In tanti arrivano muniti di macchina fotografica: c’è chi si accontenta della fotocamera dello smartphone,  chi porta con sé perfino il teleobiettivo, chi la telecamera. Fra fede e scienza c’è chi vuole immortalare “l’apparizione”, chi vuol capire oggettivamente di cosa si tratta. Ed è proprio un filmato girato dal videomaker Roberto Villino a fare chiarezza sul caso: a creare la suggestione è un particolare gioco fra luci, muro scrostato, campane e travi.

L’evidenza non fa scemare il mistero. Gioco di luci sì, ma perché tutto ciò avviene proprio sul campanile della chiesa della “Maronna a’ Miccè”, com’è chiamata dalla storica confraternita che ogni anno la celebra, portandone in processione la statua, in quel rito che – per dire quanto sia sentita la ricorrenza – è conosciuto come “Festino del Capo”? E così il “pellegrinaggio” continua.

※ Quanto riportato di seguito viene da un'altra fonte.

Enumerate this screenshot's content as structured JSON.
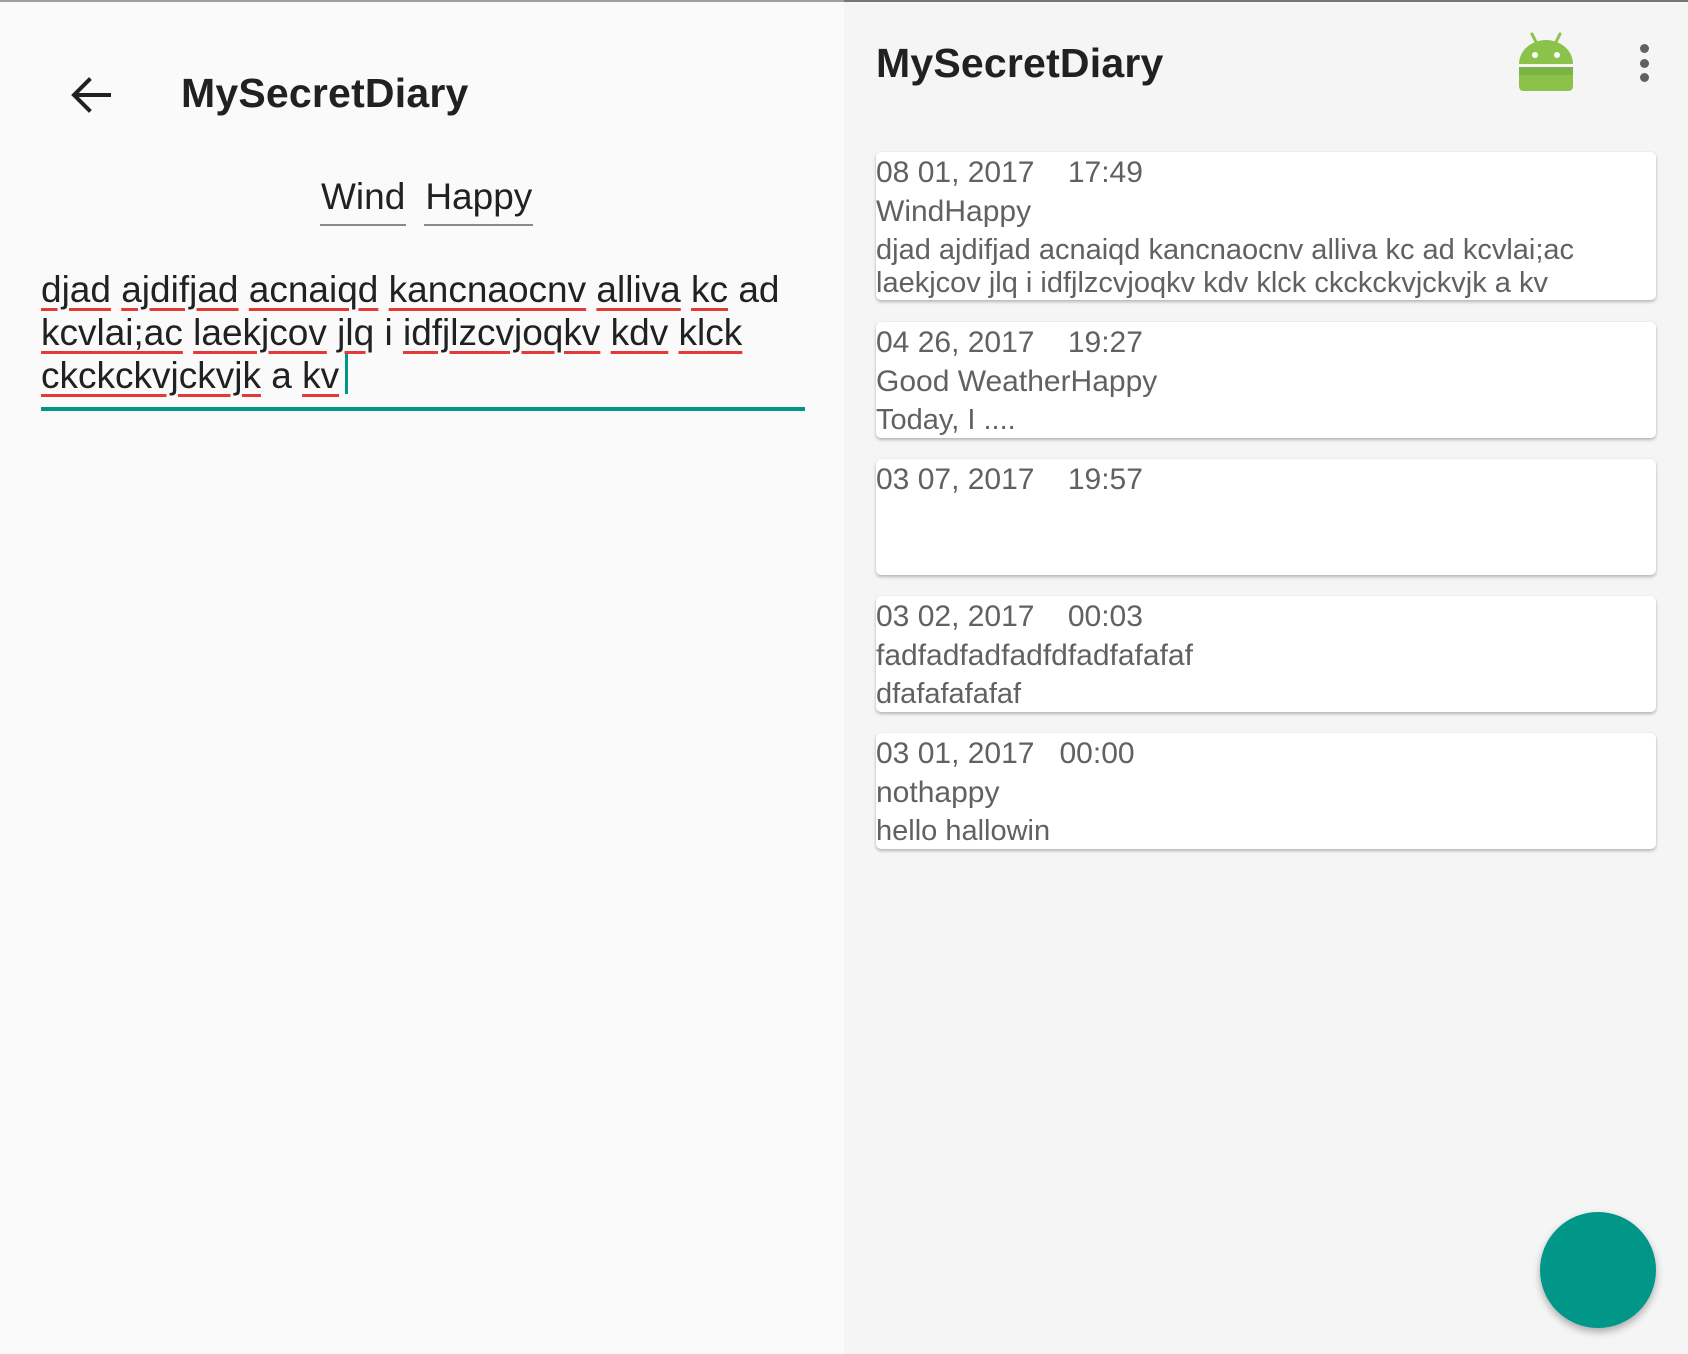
{
  "editor": {
    "app_title": "MySecretDiary",
    "tags": [
      "Wind",
      "Happy"
    ],
    "content_words": [
      "djad",
      "ajdifjad",
      "acnaiqd",
      "kancnaocnv",
      "alliva",
      "kc",
      "ad",
      "kcvlai;ac",
      "laekjcov",
      "jlq",
      "i",
      "idfjlzcvjoqkv",
      "kdv",
      "klck",
      "ckckckvjckvjk",
      "a",
      "kv"
    ],
    "misspelled": [
      "djad",
      "ajdifjad",
      "acnaiqd",
      "kancnaocnv",
      "alliva",
      "kc",
      "kcvlai;ac",
      "laekjcov",
      "jlq",
      "idfjlzcvjoqkv",
      "kdv",
      "klck",
      "ckckckvjckvjk",
      "kv"
    ],
    "accent_color": "#009688",
    "spellcheck_color": "#e53935"
  },
  "list": {
    "app_title": "MySecretDiary",
    "toolbar_icons": [
      "android-icon",
      "more-vert-icon"
    ],
    "entries": [
      {
        "date": "08 01, 2017    17:49",
        "title": "WindHappy",
        "body": "djad ajdifjad acnaiqd kancnaocnv alliva kc ad kcvlai;ac laekjcov jlq i idfjlzcvjoqkv kdv klck ckckckvjckvjk a kv"
      },
      {
        "date": "04 26, 2017    19:27",
        "title": "Good WeatherHappy",
        "body": "Today, I ...."
      },
      {
        "date": "03 07, 2017    19:57",
        "title": "",
        "body": ""
      },
      {
        "date": "03 02, 2017    00:03",
        "title": "fadfadfadfadfdfadfafafaf",
        "body": "dfafafafafaf"
      },
      {
        "date": "03 01, 2017   00:00",
        "title": "nothappy",
        "body": "hello hallowin"
      }
    ],
    "fab_color": "#009688"
  }
}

Una sera, un curioso riesce ad avventurarsi fin sul campanile e da lì si affaccia mentre il piazzale davanti alla chiesa è ancora una volta stracolmo. A un certo punto, accanto a lui spunta pure il prete. Non trovano ovviamente nessun fantasma, anzi l’effige sfuma ulteriormente con la loro presenza. Ma la gente da giù urla: “A viriti? A viriti? Ora a viremu tutta”.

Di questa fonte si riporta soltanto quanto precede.